— Теперь опустите меня на землю, — шепотом попросила Агнес.
Гавриил повиновался, хотя и с сожалением, и, взявшись за руки, они побежали по равнине в ту сторону, где неясно темнела опушка леса. Но не пробежав и нескольких десятков шагов, Агнес вскрикнула от боли и упала на колени.
— Что с вами? — спросил Гавриил.
— Я ушибла ногу о камень, — простонала Агнес.
— Вы босиком, фрейлейн Агнес?
— Не только босиком, но и…
Она не смогла договорить, у нее от стыда осекся голос. Ведь она, бедняжка, вынуждена была бежать прямо из постели!

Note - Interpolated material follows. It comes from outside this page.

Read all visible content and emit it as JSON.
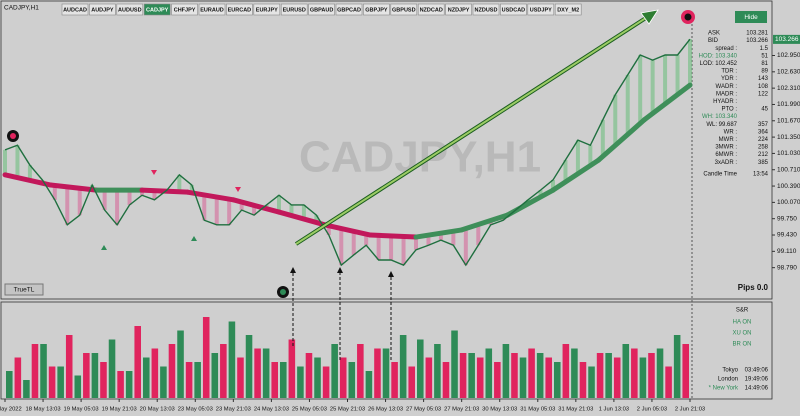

Не тратя времени и слов, Гавриил сбросил свой длинный кафтан, закутал в него нежное тело девушки, снова бережно взял на руки свою дорогую ношу и только теперь попросил разрешения:
— Можно мне опять нести вас на руках?
Агнес молча кивнула головой. У нее больше не было сил да, пожалуй, и желания противоречить этому сильному и в то же время такому вежливому человеку. Ею овладело какое-то сладостное упоение, она на миг забыла все ужасы этой страшной ночи. Но недолго длилось это счастливое забытье: не успели еще беглецы достигнуть леса, как им стало освещать дорогу багровое зарево и, оглянувшись, они увидели, что вся мыза объята пламенем. Агнес вскрикнула и, вырвавшись из рук Гавриила, соскочила на землю.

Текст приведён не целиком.